To keep the labor movement alive and to get it stronger, I believe the focus needs to be on the younger generation that take it all for granted. They need to be schooled in the history of what has been done, the blood that has been shed so they can enjoy the benefits that they have today and that big business enjoys. People need to know some of the good things that unions do in the local communities and around the country—that unions are not just involved in politics and getting raises. We are suffering, being choked to death slowly by big corporations that have nothing but the bottom line in mind.
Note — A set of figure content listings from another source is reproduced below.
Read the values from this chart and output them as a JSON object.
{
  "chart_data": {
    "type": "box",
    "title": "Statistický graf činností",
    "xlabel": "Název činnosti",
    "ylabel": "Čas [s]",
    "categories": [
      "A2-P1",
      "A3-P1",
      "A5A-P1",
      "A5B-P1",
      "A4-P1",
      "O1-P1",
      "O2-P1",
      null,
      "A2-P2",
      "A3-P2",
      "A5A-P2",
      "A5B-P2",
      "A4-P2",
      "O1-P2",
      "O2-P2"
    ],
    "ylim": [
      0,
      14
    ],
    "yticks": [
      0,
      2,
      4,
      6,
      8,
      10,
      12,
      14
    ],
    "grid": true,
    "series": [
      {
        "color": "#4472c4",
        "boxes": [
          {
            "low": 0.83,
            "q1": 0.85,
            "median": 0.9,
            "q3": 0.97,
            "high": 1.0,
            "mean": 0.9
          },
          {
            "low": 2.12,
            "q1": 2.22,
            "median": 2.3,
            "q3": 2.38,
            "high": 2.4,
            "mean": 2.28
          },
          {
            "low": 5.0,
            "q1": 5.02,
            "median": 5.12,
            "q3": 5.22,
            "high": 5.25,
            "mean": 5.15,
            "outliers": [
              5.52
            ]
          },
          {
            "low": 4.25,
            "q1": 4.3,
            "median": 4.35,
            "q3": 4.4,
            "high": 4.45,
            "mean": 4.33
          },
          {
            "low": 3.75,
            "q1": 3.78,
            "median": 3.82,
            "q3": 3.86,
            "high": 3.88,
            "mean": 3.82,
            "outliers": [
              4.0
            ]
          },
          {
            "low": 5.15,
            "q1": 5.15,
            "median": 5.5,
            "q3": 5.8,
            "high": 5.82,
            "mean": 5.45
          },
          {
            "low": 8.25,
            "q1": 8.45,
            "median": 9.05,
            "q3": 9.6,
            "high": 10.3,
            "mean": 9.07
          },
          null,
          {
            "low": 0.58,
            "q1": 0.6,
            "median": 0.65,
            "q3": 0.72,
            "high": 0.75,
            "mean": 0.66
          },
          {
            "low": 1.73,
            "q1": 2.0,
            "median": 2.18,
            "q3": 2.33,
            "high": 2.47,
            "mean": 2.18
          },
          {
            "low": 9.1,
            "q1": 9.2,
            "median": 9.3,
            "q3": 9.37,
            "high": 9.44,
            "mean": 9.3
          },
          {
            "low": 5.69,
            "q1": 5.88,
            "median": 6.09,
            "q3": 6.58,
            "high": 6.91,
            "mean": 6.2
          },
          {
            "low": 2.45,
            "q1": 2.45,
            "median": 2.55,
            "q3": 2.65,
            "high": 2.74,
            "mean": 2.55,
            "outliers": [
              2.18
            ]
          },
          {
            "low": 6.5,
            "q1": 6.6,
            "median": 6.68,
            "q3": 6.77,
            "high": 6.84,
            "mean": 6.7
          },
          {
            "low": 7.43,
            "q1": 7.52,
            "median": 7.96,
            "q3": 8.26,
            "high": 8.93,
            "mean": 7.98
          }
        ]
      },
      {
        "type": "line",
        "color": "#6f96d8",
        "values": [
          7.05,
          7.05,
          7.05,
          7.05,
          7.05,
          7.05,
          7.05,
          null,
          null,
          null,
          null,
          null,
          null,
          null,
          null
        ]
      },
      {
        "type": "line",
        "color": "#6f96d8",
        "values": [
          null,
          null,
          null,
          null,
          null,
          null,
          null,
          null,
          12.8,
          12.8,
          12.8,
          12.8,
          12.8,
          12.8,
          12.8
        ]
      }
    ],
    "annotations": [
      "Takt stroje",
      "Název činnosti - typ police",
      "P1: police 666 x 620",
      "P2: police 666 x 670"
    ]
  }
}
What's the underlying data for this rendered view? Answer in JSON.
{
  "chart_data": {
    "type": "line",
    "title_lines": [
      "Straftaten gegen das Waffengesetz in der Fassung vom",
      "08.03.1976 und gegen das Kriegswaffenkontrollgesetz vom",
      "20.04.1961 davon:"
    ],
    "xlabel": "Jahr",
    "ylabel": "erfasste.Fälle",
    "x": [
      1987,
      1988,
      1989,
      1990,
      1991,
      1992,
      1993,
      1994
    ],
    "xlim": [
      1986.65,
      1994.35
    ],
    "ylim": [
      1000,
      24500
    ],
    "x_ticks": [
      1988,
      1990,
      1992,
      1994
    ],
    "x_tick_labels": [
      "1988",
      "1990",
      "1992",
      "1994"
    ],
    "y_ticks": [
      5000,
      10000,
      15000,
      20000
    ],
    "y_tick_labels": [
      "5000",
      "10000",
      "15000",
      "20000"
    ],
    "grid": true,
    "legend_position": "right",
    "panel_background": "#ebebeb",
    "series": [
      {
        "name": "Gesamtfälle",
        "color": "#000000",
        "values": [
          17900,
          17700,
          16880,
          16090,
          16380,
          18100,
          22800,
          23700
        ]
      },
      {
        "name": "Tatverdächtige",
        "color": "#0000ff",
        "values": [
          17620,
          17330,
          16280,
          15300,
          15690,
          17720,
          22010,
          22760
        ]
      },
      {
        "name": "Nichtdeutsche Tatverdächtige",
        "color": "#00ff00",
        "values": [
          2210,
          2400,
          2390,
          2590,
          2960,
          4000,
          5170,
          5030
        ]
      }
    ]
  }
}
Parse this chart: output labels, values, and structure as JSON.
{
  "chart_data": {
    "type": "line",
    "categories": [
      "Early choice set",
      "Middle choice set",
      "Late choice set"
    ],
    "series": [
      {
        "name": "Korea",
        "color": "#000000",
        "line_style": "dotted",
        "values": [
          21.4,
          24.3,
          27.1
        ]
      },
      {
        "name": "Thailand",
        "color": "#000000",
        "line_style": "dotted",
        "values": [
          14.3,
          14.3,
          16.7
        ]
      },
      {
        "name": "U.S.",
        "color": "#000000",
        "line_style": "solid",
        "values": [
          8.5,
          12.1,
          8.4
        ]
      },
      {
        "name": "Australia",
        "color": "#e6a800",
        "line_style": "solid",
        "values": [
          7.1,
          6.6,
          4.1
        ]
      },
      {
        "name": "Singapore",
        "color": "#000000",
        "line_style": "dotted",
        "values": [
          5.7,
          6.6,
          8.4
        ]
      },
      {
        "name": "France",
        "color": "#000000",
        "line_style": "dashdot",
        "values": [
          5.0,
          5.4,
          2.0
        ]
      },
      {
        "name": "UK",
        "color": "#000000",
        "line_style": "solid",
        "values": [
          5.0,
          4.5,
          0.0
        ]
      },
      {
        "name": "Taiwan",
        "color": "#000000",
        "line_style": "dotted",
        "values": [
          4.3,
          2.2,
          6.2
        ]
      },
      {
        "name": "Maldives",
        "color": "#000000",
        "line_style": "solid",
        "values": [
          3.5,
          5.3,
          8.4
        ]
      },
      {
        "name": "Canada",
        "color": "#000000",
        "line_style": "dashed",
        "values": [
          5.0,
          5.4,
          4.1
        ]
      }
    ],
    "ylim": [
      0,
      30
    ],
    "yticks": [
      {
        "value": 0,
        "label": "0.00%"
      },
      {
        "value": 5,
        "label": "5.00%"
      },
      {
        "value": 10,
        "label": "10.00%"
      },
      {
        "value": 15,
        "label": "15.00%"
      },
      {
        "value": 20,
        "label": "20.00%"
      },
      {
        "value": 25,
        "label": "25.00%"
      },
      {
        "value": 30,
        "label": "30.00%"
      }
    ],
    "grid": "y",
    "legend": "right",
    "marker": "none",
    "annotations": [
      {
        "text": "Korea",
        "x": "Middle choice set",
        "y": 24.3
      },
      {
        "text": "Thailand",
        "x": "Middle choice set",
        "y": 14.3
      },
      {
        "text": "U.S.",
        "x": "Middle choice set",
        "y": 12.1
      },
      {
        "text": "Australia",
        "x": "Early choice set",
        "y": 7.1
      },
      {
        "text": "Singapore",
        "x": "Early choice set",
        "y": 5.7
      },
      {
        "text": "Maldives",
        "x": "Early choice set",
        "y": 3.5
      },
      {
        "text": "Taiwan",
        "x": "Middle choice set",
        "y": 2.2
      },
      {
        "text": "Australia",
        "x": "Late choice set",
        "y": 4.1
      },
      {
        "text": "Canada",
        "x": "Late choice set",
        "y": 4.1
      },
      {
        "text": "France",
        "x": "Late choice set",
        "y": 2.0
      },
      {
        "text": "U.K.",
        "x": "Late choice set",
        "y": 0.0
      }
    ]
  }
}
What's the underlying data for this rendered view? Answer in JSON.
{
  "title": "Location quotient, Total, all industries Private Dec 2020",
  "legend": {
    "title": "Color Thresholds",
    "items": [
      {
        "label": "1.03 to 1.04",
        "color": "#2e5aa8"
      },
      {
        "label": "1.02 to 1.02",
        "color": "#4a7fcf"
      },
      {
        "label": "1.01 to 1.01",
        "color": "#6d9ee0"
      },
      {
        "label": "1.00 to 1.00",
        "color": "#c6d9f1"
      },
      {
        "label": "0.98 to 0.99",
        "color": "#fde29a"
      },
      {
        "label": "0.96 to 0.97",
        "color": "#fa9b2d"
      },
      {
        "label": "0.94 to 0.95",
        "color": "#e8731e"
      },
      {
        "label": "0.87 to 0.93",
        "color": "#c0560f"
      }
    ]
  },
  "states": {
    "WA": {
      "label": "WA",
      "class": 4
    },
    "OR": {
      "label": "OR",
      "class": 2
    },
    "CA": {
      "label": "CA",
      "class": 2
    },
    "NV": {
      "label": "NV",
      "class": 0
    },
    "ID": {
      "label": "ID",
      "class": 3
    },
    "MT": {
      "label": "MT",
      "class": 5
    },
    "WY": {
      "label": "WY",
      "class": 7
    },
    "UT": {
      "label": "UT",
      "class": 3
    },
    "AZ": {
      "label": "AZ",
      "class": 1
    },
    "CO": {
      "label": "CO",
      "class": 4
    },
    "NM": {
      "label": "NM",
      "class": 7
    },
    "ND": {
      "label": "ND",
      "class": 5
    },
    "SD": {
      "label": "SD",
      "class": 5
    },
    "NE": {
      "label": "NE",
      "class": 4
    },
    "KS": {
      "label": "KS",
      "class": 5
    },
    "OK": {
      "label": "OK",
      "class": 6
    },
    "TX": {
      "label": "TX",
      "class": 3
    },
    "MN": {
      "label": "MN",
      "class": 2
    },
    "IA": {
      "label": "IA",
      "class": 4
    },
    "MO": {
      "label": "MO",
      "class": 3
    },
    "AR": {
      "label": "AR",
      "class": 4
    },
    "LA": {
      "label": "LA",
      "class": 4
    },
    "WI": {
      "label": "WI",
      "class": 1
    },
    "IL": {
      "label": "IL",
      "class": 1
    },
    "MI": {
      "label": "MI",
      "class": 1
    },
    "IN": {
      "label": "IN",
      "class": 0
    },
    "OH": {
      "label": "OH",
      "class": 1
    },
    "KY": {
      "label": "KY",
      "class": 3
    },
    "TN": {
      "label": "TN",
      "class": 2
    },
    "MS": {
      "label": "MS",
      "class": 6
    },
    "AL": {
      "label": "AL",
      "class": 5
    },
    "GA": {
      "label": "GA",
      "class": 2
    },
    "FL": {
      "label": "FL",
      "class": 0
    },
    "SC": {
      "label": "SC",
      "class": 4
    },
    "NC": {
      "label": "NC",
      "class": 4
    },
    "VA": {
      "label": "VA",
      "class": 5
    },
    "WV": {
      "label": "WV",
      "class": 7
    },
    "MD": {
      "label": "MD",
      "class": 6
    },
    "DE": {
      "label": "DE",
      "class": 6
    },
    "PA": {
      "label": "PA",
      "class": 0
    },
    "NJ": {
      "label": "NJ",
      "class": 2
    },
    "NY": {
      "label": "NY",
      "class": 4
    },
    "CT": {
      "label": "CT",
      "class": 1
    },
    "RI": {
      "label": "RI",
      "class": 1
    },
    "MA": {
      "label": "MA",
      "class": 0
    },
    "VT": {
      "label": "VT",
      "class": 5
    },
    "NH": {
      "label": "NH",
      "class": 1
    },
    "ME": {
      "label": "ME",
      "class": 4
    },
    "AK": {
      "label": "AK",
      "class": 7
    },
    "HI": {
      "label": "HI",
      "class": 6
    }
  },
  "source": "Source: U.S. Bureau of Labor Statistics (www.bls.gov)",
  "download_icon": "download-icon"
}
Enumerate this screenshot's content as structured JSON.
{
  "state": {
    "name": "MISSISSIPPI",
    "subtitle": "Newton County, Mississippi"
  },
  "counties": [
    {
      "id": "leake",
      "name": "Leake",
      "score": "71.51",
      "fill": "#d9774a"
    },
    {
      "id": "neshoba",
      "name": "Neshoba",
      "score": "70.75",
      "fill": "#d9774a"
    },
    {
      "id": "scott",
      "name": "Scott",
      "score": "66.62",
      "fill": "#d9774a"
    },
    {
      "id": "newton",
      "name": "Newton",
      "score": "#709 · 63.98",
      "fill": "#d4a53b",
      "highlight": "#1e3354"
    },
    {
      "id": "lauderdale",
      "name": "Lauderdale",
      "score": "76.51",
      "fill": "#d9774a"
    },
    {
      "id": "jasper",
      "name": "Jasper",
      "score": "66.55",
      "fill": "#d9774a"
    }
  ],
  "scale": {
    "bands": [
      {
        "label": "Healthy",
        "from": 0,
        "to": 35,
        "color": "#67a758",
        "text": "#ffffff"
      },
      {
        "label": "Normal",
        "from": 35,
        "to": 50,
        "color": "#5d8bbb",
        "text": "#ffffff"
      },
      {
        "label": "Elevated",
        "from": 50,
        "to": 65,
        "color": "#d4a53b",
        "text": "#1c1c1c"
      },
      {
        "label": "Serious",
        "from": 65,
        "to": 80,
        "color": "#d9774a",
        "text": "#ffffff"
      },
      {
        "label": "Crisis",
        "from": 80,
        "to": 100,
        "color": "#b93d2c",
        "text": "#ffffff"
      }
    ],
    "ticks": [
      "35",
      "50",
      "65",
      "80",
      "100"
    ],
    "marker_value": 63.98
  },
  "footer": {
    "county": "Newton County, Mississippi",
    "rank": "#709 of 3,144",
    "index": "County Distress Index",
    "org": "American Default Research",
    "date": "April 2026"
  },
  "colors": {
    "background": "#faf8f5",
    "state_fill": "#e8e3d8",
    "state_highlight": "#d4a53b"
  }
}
Jack Burgess, an associate member of the United Steelworkers, says unions are not using mass media enough to spread our message:

I believe that whatever else we do—and there is much to do—we must affect the mass media. To do that, we must continue to build alternative programming, such as “Air America.” We must restore some kind of fairness doctrine, so that when someone like Rush Limbaugh is given an hour of air time, someone like John Sweeney or Ralph Nader must also be given a like amount of time.

Without these kinds of changes, we cannot compete for the hearts and minds of workers. I believe that if we could organize most of America’s workers, we could solve most of America’s economic problems. And if we could organize Mexico, we could solve our border problem.

From Riverside, Calif., Shayne Munger says the Bush administration’s policy of tax cuts for the rich and budget cuts for the poor is strangling working people while causing the wealth gap to grow bigger:

How has Congress covered this largess to the wealthy and corporate America? They accomplished this by deliberately dismantling the Democratic social programs of the New Deal, the New Frontier and the Great Society over the last 40 years. Congress, in order to partially cover the huge tax cuts that they have given to the wealthy, passed a budget resolution last year that cut $10 billion in Medicaid programs, $3 billion from food stamps and $7 billion from student loan programs. The House has passed new resolutions this year calling for even greater reductions in these programs.

This growing inequality between the very rich and the bottom half of American households affects every aspect of American life from health care, education, occupational opportunities, housing, energy, transportation, and retirement savings. Those in the bottom of this economic spiral (40 million living in poverty and 45 million without health care) find it harder and harder to move out of their sorry condition as those on the top fight to protect their position and have the assistance of the politicians who pass law after law favoring their interests.